Dr David Gilmartin1, Dr. Hussain Ahmad Khan2, Dr. Anand A Yang3, Dr. Jim Masselos4, Dr. Sandria B Freitag1
1North Carolina State University, United States, 2Government College Univ, Lahore, Pakistan, 3University of Washington, United States, 4SOPH, University of Sydney, Australia
Chair: Dr. Sandria B Freitag
Historians ask questions of the past prompted by challenges of the present. Can this approach be used to explore the future? Using crafts innovation and preservation – as these have intersected with livelihood – the panel’s case studies look through this window at the larger historical patterns characterizing the past, present, and potentially the future.

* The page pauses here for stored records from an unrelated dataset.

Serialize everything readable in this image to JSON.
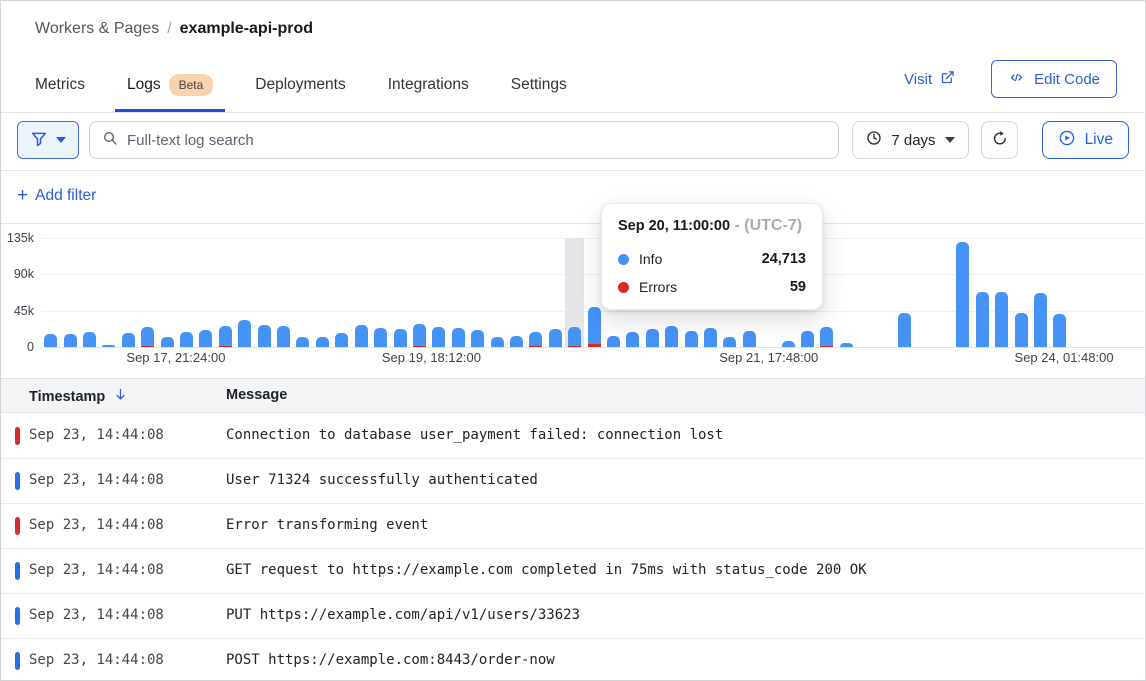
{
  "header": {
    "breadcrumb": {
      "section": "Workers & Pages",
      "separator": "/",
      "current": "example-api-prod"
    },
    "tabs": [
      {
        "label": "Metrics",
        "active": false
      },
      {
        "label": "Logs",
        "badge": "Beta",
        "active": true
      },
      {
        "label": "Deployments",
        "active": false
      },
      {
        "label": "Integrations",
        "active": false
      },
      {
        "label": "Settings",
        "active": false
      }
    ],
    "visit_label": "Visit",
    "edit_code_label": "Edit Code"
  },
  "filter_bar": {
    "search_placeholder": "Full-text log search",
    "time_range_label": "7 days",
    "live_label": "Live"
  },
  "add_filter": {
    "plus": "+",
    "label": "Add filter"
  },
  "tooltip": {
    "title": "Sep 20, 11:00:00",
    "separator": "-",
    "timezone": "(UTC-7)",
    "rows": [
      {
        "label": "Info",
        "value": "24,713",
        "color": "#4693f8"
      },
      {
        "label": "Errors",
        "value": "59",
        "color": "#e02424"
      }
    ]
  },
  "chart_data": {
    "type": "bar",
    "title": "Log volume over time",
    "xlabel": "",
    "ylabel": "",
    "ylim": [
      0,
      135000
    ],
    "grid": true,
    "legend_position": "tooltip",
    "yticks_display": [
      "135k",
      "90k",
      "45k",
      "0"
    ],
    "xticks": [
      {
        "label": "Sep 17, 21:24:00",
        "x": 0.122
      },
      {
        "label": "Sep 19, 18:12:00",
        "x": 0.353
      },
      {
        "label": "Sep 21, 17:48:00",
        "x": 0.658
      },
      {
        "label": "Sep 24, 01:48:00",
        "x": 0.925
      }
    ],
    "series": [
      {
        "name": "Info",
        "color": "#4693f8"
      },
      {
        "name": "Errors",
        "color": "#da2727"
      }
    ],
    "hovered_bin": {
      "time": "Sep 20, 11:00:00",
      "info": 24713,
      "errors": 59
    },
    "bars": [
      {
        "v": 16000
      },
      {
        "v": 16000
      },
      {
        "v": 18000
      },
      {
        "v": 3000
      },
      {
        "v": 17000
      },
      {
        "v": 25000,
        "e": 800
      },
      {
        "v": 12000
      },
      {
        "v": 19000
      },
      {
        "v": 21000
      },
      {
        "v": 26000,
        "e": 800
      },
      {
        "v": 34000
      },
      {
        "v": 27000
      },
      {
        "v": 26000
      },
      {
        "v": 12000
      },
      {
        "v": 13000
      },
      {
        "v": 17000
      },
      {
        "v": 27000
      },
      {
        "v": 24000
      },
      {
        "v": 22000
      },
      {
        "v": 29000,
        "e": 800
      },
      {
        "v": 25000
      },
      {
        "v": 24000
      },
      {
        "v": 21000
      },
      {
        "v": 12000
      },
      {
        "v": 14000
      },
      {
        "v": 19000,
        "e": 800
      },
      {
        "v": 22000
      },
      {
        "v": 24713,
        "e": 59,
        "hover": true
      },
      {
        "v": 50000,
        "e": 3500
      },
      {
        "v": 14000
      },
      {
        "v": 18000
      },
      {
        "v": 22000
      },
      {
        "v": 26000
      },
      {
        "v": 20000
      },
      {
        "v": 23000
      },
      {
        "v": 13000
      },
      {
        "v": 20000
      },
      {
        "v": 0
      },
      {
        "v": 8000
      },
      {
        "v": 20000
      },
      {
        "v": 25000,
        "e": 800
      },
      {
        "v": 5000
      },
      {
        "v": 0
      },
      {
        "v": 0
      },
      {
        "v": 42000
      },
      {
        "v": 0
      },
      {
        "v": 0
      },
      {
        "v": 130000
      },
      {
        "v": 68000
      },
      {
        "v": 68000
      },
      {
        "v": 42000
      },
      {
        "v": 67000
      },
      {
        "v": 41000
      },
      {
        "v": 0
      },
      {
        "v": 0
      },
      {
        "v": 0
      },
      {
        "v": 0
      }
    ]
  },
  "table": {
    "columns": [
      "Timestamp",
      "Message"
    ],
    "sort": {
      "column": "Timestamp",
      "direction": "desc"
    },
    "rows": [
      {
        "severity": "error",
        "timestamp": "Sep 23, 14:44:08",
        "message": "Connection to database user_payment failed: connection lost"
      },
      {
        "severity": "info",
        "timestamp": "Sep 23, 14:44:08",
        "message": "User 71324 successfully authenticated"
      },
      {
        "severity": "error",
        "timestamp": "Sep 23, 14:44:08",
        "message": "Error transforming event"
      },
      {
        "severity": "info",
        "timestamp": "Sep 23, 14:44:08",
        "message": "GET request to https://example.com completed in 75ms with status_code 200 OK"
      },
      {
        "severity": "info",
        "timestamp": "Sep 23, 14:44:08",
        "message": "PUT https://example.com/api/v1/users/33623"
      },
      {
        "severity": "info",
        "timestamp": "Sep 23, 14:44:08",
        "message": "POST https://example.com:8443/order-now"
      }
    ]
  },
  "colors": {
    "accent_blue": "#2b5dd7",
    "bar_blue": "#4693f8",
    "error_red": "#da2727",
    "tab_underline": "#1d4fd7",
    "hover_band": "#e4e6ea",
    "badge_bg": "#f8d3ae"
  }
}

These craft case studies populate an arena second only to agriculture in terms of employment, and dominant in the informal sector, which itself constitutes almost half India’s economy.
From studies that track Punjabi artisans’ resistance to British understandings of ‘craft’, and the innovative imperial introduction of carpet production as a form of ‘work’ in jails, to independent entrepreneurial creation of matchboxes (and fireworks packaging, leading to poster/calendar art) and its consumption/collection, ** our collective analyses culminate in examination of the changing relationship among state, market and society at the intersection of livelihood and preservation of traditional art forms. That these changes stand out dramatically in today’s developments draws our attention to the importance of past precedents for future possibilities.